La storia di CHEAP giunge a noi dopo un decennio complesso in cui sono state portate a termine un’infinità di collaborazioni con artiste e artisti quali le già citate Guerrillla Girls, Testi Manifesti, MissMe, Stikki Peaches, Signora K e James Kalinda, un cammino immagino periglioso e per questo memorabile, una storia scritta – forse meglio dire attaccata – sempre inseguendo sogni ma fatti però sempre di vivida realtà con una serie di obiettivi ben riassunti nel libro stesso nella chiara dichiarazione di intenti

Il nostro obiettivo è costruire e produrre segni
che raccontino la nostra liberazione

Direi che questa frase del libro giunge perfettamente senza fronzoli all’estrema sintesi che ritengo sia la base di ogni parola stampata in queste pagine.

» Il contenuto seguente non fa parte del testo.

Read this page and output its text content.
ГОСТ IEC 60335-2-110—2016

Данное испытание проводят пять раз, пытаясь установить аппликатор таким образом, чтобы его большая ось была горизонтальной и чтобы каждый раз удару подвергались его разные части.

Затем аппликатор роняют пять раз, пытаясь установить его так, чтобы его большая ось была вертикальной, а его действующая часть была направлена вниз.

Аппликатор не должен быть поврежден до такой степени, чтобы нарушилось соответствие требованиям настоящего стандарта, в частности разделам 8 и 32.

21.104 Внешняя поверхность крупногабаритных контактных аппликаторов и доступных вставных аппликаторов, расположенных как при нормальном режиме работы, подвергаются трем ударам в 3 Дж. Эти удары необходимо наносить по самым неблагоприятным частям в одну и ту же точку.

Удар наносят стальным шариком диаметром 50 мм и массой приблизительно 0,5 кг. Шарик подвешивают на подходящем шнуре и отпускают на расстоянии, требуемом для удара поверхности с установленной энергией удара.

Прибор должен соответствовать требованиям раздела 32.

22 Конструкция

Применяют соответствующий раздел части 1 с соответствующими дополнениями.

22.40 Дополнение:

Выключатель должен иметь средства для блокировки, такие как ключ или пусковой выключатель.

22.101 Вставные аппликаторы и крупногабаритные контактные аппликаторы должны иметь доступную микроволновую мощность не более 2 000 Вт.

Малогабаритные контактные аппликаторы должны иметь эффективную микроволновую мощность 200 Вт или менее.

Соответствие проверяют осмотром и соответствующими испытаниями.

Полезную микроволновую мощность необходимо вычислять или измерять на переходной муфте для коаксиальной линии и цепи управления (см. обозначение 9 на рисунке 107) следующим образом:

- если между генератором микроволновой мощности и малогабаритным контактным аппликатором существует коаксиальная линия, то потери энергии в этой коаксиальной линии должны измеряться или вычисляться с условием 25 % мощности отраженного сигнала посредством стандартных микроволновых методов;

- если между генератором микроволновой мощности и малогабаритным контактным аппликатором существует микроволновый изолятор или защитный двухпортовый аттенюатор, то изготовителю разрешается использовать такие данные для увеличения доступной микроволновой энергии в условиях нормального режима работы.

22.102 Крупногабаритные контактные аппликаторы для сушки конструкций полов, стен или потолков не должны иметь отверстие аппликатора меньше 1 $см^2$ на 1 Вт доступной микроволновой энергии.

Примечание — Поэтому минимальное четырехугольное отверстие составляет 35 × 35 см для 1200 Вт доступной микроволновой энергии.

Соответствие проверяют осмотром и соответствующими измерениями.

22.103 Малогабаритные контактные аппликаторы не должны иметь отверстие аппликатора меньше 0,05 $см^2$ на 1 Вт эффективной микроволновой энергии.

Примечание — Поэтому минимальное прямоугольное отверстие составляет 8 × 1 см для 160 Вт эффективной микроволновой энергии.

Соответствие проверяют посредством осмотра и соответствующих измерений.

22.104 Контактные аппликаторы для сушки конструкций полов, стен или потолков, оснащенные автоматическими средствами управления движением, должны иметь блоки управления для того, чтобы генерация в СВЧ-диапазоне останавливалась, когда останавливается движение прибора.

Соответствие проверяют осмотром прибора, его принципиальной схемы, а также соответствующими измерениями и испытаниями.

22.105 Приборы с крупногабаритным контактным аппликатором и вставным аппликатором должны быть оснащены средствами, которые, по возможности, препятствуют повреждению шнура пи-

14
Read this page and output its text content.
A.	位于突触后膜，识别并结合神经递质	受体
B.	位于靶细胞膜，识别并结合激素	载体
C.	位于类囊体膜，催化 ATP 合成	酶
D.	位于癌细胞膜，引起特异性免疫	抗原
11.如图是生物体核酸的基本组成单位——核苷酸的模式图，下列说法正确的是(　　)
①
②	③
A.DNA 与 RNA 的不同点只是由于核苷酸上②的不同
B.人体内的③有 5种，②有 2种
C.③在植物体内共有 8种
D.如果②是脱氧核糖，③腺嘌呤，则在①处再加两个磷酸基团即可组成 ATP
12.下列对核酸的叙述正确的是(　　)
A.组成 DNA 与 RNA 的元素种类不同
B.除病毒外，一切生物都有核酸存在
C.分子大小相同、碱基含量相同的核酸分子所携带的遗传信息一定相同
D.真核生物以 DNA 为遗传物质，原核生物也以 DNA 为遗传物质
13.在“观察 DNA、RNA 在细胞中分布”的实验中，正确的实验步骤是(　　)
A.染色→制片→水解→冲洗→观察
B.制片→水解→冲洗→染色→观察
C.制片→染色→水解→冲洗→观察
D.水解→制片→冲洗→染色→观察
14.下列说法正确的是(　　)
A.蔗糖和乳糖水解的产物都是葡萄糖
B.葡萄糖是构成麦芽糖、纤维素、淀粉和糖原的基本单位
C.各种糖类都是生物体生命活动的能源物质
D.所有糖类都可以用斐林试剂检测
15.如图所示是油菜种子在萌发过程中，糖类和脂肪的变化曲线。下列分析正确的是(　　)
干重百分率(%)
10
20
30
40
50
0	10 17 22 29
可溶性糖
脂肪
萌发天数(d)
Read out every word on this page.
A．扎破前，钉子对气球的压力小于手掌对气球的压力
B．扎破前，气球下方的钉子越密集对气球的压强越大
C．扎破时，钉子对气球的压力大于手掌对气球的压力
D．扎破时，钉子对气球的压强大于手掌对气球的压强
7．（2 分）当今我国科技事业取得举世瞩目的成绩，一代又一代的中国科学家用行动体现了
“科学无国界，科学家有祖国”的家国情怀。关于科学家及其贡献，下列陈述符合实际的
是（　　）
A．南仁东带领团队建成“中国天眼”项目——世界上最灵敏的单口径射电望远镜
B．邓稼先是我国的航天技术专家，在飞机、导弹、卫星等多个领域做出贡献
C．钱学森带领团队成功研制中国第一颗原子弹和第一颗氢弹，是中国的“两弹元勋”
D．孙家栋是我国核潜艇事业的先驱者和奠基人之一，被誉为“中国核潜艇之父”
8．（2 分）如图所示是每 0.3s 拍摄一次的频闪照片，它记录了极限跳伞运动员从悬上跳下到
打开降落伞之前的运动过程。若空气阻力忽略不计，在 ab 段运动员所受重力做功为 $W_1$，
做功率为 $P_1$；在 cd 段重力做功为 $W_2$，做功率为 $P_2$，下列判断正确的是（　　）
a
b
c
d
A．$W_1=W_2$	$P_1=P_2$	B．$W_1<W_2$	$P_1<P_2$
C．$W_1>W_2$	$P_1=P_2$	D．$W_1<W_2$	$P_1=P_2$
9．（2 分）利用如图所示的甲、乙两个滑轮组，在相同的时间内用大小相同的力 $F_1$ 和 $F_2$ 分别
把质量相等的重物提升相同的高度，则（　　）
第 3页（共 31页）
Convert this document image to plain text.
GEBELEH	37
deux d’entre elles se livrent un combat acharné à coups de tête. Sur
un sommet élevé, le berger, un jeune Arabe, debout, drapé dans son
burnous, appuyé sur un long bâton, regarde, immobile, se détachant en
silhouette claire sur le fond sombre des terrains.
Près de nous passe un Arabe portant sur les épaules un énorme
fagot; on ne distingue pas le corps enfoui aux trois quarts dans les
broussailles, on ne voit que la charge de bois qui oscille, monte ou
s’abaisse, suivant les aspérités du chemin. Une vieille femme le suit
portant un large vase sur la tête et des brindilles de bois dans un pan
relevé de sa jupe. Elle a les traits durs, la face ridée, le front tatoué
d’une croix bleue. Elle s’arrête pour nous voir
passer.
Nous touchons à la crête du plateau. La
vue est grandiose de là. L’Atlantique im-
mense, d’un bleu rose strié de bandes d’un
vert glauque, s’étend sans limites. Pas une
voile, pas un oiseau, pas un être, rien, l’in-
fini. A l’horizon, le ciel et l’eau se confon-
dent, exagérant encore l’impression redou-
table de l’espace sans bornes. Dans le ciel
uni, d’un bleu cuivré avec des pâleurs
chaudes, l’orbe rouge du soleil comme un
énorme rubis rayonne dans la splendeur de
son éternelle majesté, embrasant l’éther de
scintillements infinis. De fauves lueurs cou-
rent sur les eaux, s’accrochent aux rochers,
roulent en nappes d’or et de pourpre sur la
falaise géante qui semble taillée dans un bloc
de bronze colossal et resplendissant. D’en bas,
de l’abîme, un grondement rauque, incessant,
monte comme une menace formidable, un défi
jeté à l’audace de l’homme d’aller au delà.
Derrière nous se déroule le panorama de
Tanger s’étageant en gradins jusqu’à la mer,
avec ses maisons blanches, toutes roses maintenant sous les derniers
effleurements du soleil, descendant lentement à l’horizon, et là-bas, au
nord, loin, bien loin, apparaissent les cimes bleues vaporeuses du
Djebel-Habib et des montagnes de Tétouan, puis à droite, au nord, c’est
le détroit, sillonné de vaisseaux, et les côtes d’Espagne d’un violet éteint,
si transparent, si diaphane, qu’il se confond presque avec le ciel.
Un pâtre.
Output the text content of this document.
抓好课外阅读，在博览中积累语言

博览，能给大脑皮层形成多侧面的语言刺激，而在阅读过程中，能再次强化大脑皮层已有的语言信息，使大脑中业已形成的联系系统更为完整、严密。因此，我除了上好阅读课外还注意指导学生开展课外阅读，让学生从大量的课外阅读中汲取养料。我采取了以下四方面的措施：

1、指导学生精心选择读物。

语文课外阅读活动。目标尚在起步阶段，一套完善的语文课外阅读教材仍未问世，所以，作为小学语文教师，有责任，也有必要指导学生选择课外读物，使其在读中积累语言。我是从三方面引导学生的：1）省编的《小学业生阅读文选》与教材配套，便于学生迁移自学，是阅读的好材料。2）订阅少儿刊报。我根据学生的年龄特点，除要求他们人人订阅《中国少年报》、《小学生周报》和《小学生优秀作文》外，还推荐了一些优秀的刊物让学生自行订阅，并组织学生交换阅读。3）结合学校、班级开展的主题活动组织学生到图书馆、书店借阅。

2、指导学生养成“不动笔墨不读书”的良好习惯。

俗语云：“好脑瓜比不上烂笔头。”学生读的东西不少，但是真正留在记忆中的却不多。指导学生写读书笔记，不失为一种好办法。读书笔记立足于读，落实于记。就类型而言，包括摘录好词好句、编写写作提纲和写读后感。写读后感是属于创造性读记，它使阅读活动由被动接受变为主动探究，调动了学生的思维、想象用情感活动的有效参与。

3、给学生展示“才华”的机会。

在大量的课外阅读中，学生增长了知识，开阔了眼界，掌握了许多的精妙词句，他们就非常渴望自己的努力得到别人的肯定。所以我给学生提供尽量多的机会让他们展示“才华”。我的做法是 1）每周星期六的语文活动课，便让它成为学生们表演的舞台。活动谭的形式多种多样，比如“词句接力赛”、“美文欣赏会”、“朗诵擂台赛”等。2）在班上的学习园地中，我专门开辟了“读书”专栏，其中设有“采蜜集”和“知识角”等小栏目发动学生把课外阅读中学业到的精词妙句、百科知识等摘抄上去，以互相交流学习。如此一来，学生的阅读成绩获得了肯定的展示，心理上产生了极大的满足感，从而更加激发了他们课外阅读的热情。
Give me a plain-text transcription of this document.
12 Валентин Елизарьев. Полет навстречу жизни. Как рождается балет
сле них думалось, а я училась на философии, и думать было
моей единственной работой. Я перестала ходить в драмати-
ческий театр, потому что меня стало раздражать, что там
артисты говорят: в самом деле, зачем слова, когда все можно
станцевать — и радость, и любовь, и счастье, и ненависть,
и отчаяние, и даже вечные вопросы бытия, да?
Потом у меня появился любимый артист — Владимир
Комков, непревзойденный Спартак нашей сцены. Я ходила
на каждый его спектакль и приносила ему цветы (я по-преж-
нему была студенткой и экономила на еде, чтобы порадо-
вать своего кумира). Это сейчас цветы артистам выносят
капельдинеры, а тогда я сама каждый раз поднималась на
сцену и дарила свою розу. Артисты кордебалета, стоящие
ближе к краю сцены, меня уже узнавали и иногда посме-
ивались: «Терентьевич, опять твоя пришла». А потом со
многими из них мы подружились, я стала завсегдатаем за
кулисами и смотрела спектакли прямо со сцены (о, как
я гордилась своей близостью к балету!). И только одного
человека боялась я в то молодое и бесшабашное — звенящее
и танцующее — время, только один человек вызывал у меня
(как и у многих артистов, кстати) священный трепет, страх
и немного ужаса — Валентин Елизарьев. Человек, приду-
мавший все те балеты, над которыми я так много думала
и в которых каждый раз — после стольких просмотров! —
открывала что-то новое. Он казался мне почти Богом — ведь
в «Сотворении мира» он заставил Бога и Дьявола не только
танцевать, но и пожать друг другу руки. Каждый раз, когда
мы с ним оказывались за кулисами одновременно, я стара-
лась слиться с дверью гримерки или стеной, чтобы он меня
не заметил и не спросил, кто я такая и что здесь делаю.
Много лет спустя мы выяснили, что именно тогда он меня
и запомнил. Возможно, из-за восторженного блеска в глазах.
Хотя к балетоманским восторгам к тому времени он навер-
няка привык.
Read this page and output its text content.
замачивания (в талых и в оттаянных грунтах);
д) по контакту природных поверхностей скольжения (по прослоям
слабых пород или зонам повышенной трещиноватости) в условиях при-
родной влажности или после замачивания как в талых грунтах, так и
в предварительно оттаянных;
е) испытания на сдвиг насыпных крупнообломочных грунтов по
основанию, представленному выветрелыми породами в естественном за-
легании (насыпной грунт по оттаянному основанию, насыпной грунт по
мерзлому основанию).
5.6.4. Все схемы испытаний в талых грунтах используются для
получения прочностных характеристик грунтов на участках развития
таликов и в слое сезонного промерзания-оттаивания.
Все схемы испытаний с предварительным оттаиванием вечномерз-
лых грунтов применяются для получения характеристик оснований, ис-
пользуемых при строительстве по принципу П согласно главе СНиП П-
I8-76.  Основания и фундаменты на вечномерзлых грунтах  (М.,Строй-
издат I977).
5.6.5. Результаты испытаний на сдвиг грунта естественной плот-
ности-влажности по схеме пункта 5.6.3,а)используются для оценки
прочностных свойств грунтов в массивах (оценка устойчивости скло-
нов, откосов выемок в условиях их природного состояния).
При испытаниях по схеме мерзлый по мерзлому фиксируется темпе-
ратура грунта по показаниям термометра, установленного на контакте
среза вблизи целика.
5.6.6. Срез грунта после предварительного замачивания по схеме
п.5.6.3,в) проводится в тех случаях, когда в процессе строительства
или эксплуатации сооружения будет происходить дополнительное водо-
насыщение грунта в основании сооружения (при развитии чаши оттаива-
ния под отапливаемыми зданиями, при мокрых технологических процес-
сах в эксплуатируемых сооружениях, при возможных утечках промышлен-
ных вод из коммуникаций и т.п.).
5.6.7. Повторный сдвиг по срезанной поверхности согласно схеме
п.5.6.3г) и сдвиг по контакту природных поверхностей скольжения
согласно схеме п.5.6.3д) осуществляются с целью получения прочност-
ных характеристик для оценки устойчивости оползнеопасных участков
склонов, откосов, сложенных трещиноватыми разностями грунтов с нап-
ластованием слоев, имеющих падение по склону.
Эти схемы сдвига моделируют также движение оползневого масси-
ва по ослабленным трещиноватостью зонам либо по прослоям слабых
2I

Mi piace dunque lasciarvi così, con questa dichiarazione come invito alla lettura con la speranza che CHEAP continui ad essere parte integrante e instancabile motore di un conflitto sociale tanto necessario quanto salutare per le nostre società, un conflitto che appunto sappia sempre mantenere al centro del suo orizzonte il tema della liberazione. Il resto starà a noi renderlo reale.